A startup most people hadn’t heard of a week ago just vaporized $589 billion from a single company’s market cap. DeepSeek, a Chinese AI lab based in Hangzhou, released its R1 and V3 reasoning models on January 27, 2025, and the shockwave rippled through global markets.
Nvidia bore the brunt of the carnage, suffering what appears to be one of the largest single-day market cap losses in the history of publicly traded companies. The logic was brutal and simple: if a Chinese startup can build AI models that rival OpenAI’s GPT-4o using a fraction of the hardware, maybe the world doesn’t need quite as many $40,000 GPUs as everyone assumed.
The hardware math that broke Wall Street
DeepSeek’s V3 model was trained using just over 2,000 Nvidia H800 GPUs. For context, leading Western AI labs typically throw tens of thousands of cutting-edge chips at training runs of comparable scale.

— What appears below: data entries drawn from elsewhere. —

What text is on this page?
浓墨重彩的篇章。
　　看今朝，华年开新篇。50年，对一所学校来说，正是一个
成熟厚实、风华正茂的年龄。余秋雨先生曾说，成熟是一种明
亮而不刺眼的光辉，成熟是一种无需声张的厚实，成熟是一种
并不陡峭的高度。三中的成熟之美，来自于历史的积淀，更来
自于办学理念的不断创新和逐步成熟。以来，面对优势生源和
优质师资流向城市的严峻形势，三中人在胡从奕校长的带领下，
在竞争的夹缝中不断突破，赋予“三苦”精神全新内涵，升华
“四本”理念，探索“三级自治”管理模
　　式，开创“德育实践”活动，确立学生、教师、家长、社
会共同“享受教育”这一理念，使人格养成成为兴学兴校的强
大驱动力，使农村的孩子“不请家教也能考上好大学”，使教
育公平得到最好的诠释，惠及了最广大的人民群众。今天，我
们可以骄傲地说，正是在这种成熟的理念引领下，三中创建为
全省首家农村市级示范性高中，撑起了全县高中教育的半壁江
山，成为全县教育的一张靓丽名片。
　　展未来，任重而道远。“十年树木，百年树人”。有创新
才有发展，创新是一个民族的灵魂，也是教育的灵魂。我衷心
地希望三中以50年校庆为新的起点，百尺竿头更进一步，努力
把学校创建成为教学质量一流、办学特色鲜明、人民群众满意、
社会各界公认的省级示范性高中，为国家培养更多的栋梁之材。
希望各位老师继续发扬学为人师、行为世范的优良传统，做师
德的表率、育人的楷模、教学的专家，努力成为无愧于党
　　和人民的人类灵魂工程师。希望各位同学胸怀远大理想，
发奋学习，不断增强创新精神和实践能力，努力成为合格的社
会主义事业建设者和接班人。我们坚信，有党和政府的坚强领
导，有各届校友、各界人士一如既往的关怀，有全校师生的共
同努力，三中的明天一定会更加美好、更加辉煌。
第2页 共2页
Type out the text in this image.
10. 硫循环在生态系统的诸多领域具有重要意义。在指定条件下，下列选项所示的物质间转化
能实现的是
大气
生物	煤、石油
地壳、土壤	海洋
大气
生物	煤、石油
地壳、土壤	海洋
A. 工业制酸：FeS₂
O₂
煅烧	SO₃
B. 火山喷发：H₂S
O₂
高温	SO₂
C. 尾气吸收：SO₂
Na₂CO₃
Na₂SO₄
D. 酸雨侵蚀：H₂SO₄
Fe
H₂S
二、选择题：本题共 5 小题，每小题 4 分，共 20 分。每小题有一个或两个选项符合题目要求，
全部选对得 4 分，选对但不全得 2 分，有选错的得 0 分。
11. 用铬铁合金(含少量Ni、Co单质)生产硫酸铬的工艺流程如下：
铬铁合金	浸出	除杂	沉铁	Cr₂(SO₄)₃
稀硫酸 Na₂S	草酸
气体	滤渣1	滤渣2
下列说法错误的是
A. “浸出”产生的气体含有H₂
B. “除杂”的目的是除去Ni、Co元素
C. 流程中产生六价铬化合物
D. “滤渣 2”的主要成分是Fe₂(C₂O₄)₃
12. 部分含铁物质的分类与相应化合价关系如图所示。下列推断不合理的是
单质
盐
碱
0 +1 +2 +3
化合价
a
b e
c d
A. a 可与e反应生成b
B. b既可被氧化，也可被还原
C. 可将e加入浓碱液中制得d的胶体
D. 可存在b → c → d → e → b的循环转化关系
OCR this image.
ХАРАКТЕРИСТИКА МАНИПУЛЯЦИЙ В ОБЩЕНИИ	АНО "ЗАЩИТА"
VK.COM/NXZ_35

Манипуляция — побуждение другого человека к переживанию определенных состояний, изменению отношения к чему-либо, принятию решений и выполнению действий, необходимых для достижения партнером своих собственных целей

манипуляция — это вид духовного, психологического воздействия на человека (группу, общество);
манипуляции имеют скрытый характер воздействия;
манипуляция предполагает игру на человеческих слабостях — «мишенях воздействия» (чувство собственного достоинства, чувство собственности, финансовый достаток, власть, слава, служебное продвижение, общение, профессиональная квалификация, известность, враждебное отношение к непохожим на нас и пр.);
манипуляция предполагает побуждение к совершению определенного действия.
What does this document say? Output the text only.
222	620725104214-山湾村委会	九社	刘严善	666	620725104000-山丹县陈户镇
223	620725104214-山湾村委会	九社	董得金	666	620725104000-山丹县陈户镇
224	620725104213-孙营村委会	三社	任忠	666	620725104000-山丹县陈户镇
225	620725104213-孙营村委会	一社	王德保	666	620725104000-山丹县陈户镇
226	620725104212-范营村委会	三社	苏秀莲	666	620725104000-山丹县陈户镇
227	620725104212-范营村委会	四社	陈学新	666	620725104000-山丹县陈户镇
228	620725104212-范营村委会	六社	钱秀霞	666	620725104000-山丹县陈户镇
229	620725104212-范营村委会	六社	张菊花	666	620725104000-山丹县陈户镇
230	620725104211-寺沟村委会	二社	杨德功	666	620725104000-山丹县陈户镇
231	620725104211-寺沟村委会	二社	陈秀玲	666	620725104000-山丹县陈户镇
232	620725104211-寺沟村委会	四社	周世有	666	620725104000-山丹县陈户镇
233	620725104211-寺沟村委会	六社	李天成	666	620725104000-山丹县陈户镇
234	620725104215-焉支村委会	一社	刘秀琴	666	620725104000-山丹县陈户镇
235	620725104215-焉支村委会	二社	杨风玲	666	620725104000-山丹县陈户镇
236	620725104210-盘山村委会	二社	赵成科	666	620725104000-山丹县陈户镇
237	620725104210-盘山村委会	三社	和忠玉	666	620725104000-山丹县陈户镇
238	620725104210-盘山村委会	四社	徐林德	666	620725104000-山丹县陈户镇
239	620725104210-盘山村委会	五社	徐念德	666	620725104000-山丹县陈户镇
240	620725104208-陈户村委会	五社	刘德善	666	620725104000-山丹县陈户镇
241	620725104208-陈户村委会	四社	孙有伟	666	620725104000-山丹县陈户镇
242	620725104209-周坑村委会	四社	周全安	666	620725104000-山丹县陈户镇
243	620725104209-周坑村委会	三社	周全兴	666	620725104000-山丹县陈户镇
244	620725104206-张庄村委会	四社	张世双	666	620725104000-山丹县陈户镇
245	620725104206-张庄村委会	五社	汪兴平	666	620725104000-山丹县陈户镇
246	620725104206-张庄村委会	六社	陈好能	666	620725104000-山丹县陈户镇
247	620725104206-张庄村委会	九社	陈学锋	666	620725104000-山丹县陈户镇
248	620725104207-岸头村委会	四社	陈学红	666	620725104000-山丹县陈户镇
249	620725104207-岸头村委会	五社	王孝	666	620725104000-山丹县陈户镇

The H800 itself is a downgraded chip that Nvidia specifically designed to comply with US export controls on advanced semiconductors to China.
DeepSeek claims its models match the capabilities of systems built by companies with access to the most advanced chips money can buy. Futures tumbled. Chip stocks across the board sold off. The entire thesis underpinning semiconductor valuations, that AI development requires ever-larger capital expenditures on the most advanced silicon, suddenly looked a lot less certain.